Arising from the payout in February 2008, three of the four each had €2.449 million transferred to their AIB bank accounts from the liquidator’s account with the fourth shareholder receiving €244,966.
The four received the pay-out after the company was placed into voluntary liquidation on December 21st, 2007.
The voluntary winding-up came nine days after the company passed a special resolution on December 12th giving the four ‘A’ ordinary shareholders the right that in the event of a winding up, any remaining surplus of assets was to be distributed to them.
The transfer of the shareholders’ share rights was the focus of Revenue’s investigation which commenced in 2011 with Revenue stating that the transfer was chargeable to income tax under Section 130 of the Tax Consolidation Act.
The four contended that no income tax liability arose from the €7.59 million capital distribution.
However, the TAC has upheld the €1.56 million income tax assessment issued by Revenue in December 2012 with three of the four parties each now left with a €499,993 income tax bill.

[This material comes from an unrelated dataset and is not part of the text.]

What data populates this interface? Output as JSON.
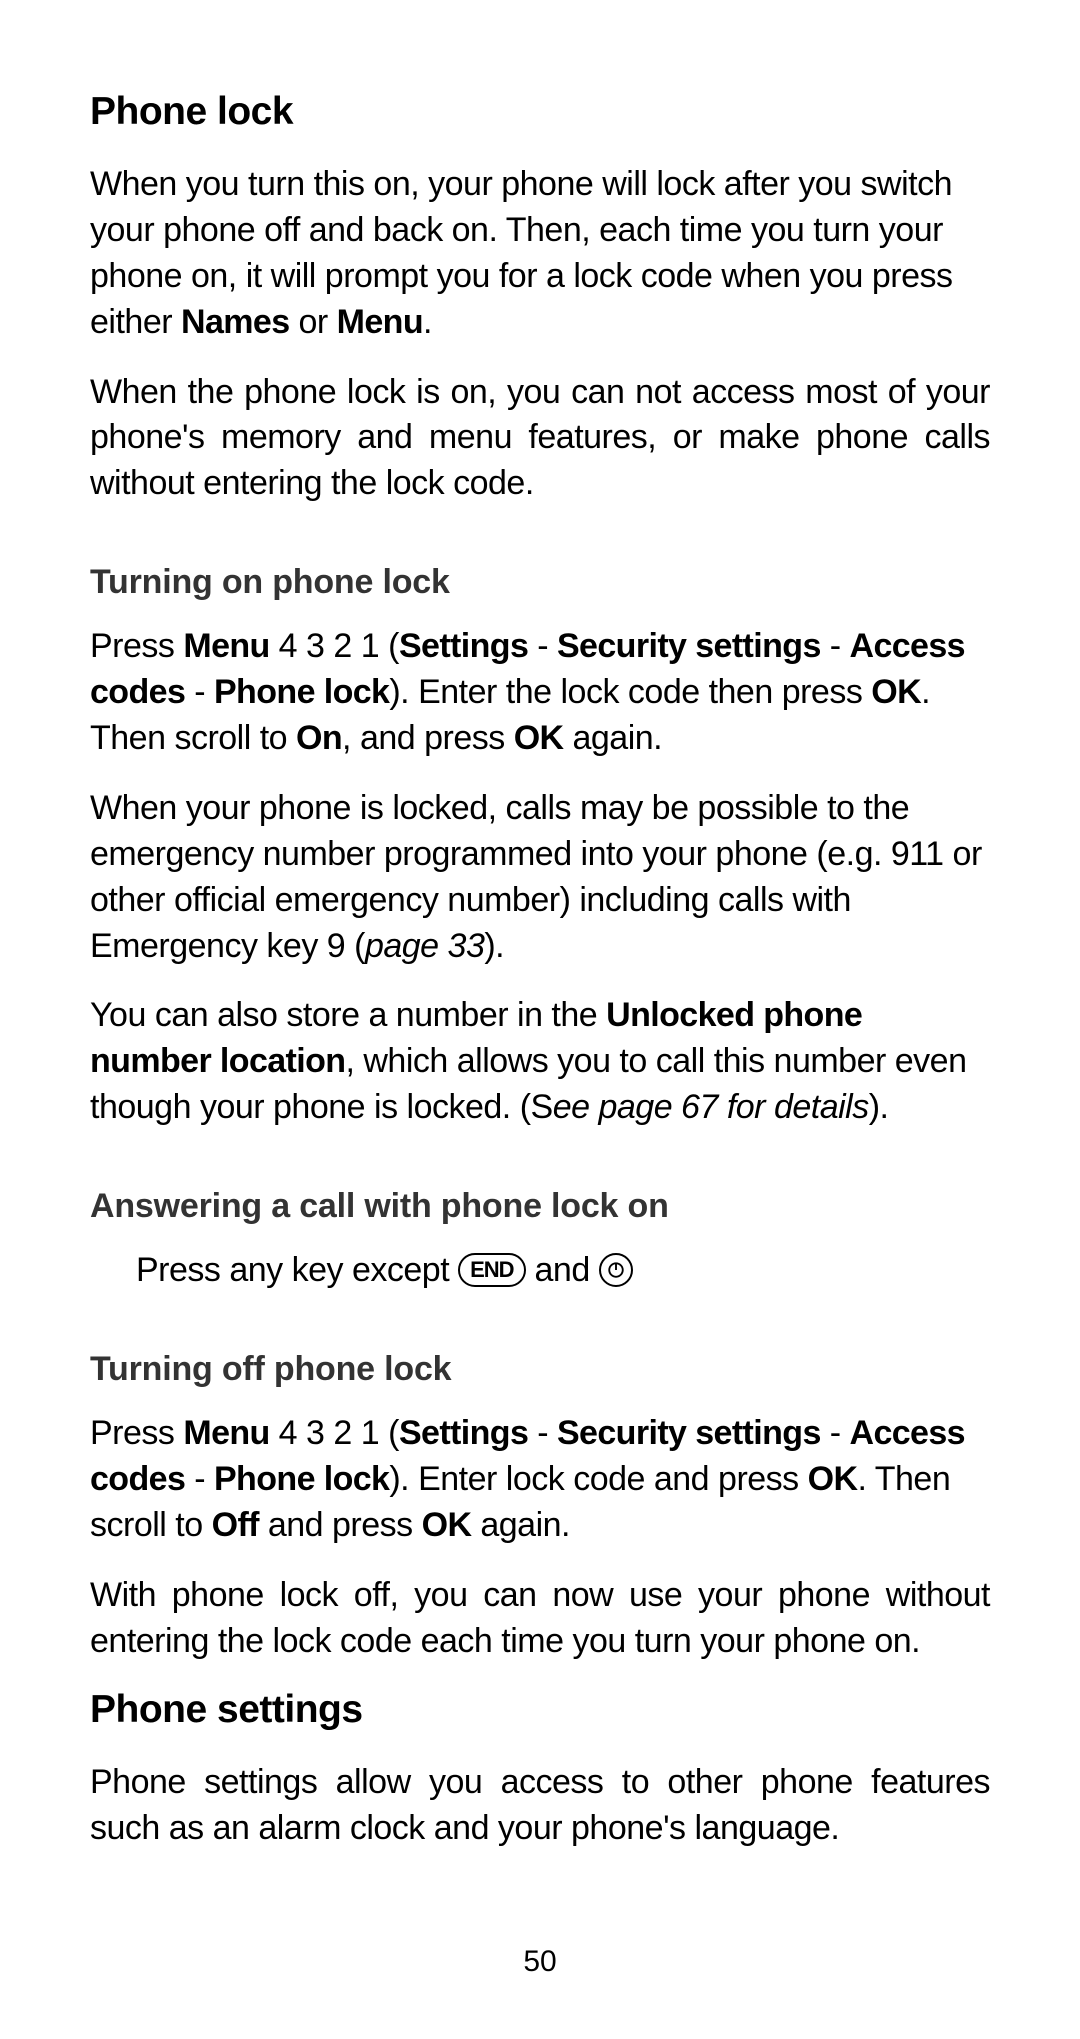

Commissioner, Claire Millrine found that the provisions of a Revenue anti-tax avoidance measure, Section 130 of the Tax Consolidation Act 1997 applied to the transfer of the share rights from the shareholder to the “A” ordinary shareholders.

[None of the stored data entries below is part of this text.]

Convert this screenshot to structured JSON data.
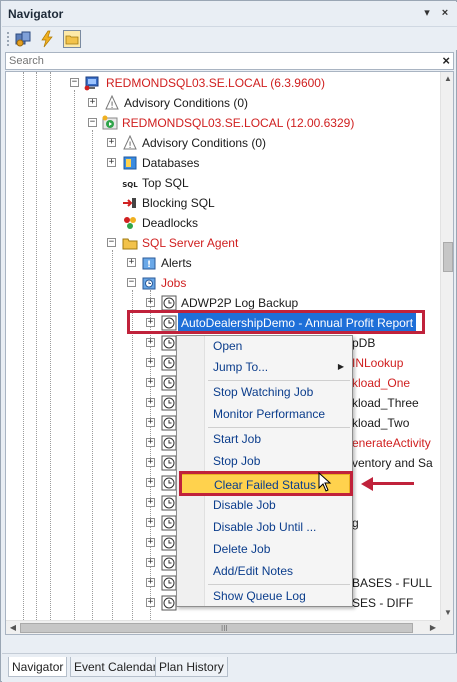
{
  "panel": {
    "title": "Navigator",
    "pin_glyph": "▾",
    "close_glyph": "×"
  },
  "search": {
    "placeholder": "Search",
    "clear_glyph": "×"
  },
  "tree": {
    "nodes": [
      {
        "label": "REDMONDSQL03.SE.LOCAL (6.3.9600)",
        "red": true,
        "icon": "server-icon",
        "expander": "−"
      },
      {
        "label": "Advisory Conditions (0)",
        "red": false,
        "icon": "advisory-icon",
        "expander": "+"
      },
      {
        "label": "REDMONDSQL03.SE.LOCAL (12.00.6329)",
        "red": true,
        "icon": "sql-instance-icon",
        "expander": "−"
      },
      {
        "label": "Advisory Conditions (0)",
        "red": false,
        "icon": "advisory-icon",
        "expander": "+"
      },
      {
        "label": "Databases",
        "red": false,
        "icon": "database-icon",
        "expander": "+"
      },
      {
        "label": "Top SQL",
        "red": false,
        "icon": "sql-icon",
        "expander": ""
      },
      {
        "label": "Blocking SQL",
        "red": false,
        "icon": "blocking-icon",
        "expander": ""
      },
      {
        "label": "Deadlocks",
        "red": false,
        "icon": "deadlock-icon",
        "expander": ""
      },
      {
        "label": "SQL Server Agent",
        "red": true,
        "icon": "folder-icon",
        "expander": "−"
      },
      {
        "label": "Alerts",
        "red": false,
        "icon": "alerts-icon",
        "expander": "+"
      },
      {
        "label": "Jobs",
        "red": true,
        "icon": "jobs-icon",
        "expander": "−"
      },
      {
        "label": "ADWP2P Log Backup",
        "red": false,
        "icon": "clock-icon",
        "expander": "+"
      },
      {
        "label": "AutoDealershipDemo - Annual Profit Report",
        "red": false,
        "icon": "clock-icon",
        "expander": "+",
        "selected": true
      },
      {
        "label": "pDB",
        "red": false,
        "icon": "clock-icon",
        "expander": "+"
      },
      {
        "label": "INLookup",
        "red": true,
        "icon": "clock-icon",
        "expander": "+"
      },
      {
        "label": "kload_One",
        "red": true,
        "icon": "clock-icon",
        "expander": "+"
      },
      {
        "label": "kload_Three",
        "red": false,
        "icon": "clock-icon",
        "expander": "+"
      },
      {
        "label": "kload_Two",
        "red": false,
        "icon": "clock-icon",
        "expander": "+"
      },
      {
        "label": "enerateActivity",
        "red": true,
        "icon": "clock-icon",
        "expander": "+"
      },
      {
        "label": "ventory and Sa",
        "red": false,
        "icon": "clock-icon",
        "expander": "+"
      },
      {
        "label": "",
        "red": false,
        "icon": "clock-icon",
        "expander": "+"
      },
      {
        "label": "",
        "red": false,
        "icon": "clock-icon",
        "expander": "+"
      },
      {
        "label": "g",
        "red": false,
        "icon": "clock-icon",
        "expander": "+"
      },
      {
        "label": "",
        "red": false,
        "icon": "clock-icon",
        "expander": "+"
      },
      {
        "label": "",
        "red": false,
        "icon": "clock-icon",
        "expander": "+"
      },
      {
        "label": "BASES - FULL",
        "red": false,
        "icon": "clock-icon",
        "expander": "+"
      },
      {
        "label": "SES - DIFF",
        "red": false,
        "icon": "clock-icon",
        "expander": "+"
      },
      {
        "label": "DatabaseBackup - USER_DATABASES - FULL",
        "red": false,
        "icon": "clock-icon",
        "expander": "+"
      }
    ]
  },
  "context_menu": {
    "items": [
      "Open",
      "Jump To...",
      "Stop Watching Job",
      "Monitor Performance",
      "Start Job",
      "Stop Job",
      "Clear Failed Status",
      "Disable Job",
      "Disable Job Until ...",
      "Delete Job",
      "Add/Edit Notes",
      "Show Queue Log"
    ],
    "highlighted": "Clear Failed Status",
    "submenu_glyph": "▶"
  },
  "scrollbars": {
    "up": "▲",
    "down": "▼",
    "left": "◀",
    "right": "▶",
    "grip": "III"
  },
  "tabs": [
    {
      "label": "Navigator",
      "active": true
    },
    {
      "label": "Event Calendar",
      "active": false
    },
    {
      "label": "Plan History",
      "active": false
    }
  ],
  "colors": {
    "accent_red": "#c0223b",
    "highlight": "#ffd24d",
    "selection": "#1e6fd8",
    "menu_text": "#0b3d8c"
  }
}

The 40 page TAC report states that Section 130 is in part an anti-avoidance provision against attempts to withdraw funds from a company otherwise than through its share capital or securities.
Section 130 treats a transfer of an asset from a company to its members to be a distribution for income tax purposes.
The four argued that the provisions of Section 130 did not apply as it was a liquidation case.
However, Ms Millrine stated that the taxable event was not the €7.59 million distribution made in the winding up, but rather the earlier transfer of share rights from the holder of the ordinary shares to the “A” ordinary shareholders.
Ms Millrine found that the transfer of share rights constituted a transfer of assets.
Ms Millrine stated that she appreciates the decision “will be disappointing for the Appellants”.
The ruling added: “However, the Commissioner is charged with ensuring that the Appellants pay the correct tax.”
The ruling confirms that the TAC has been requested to state and sign a case for the opinion of the High Court in respect of its determination.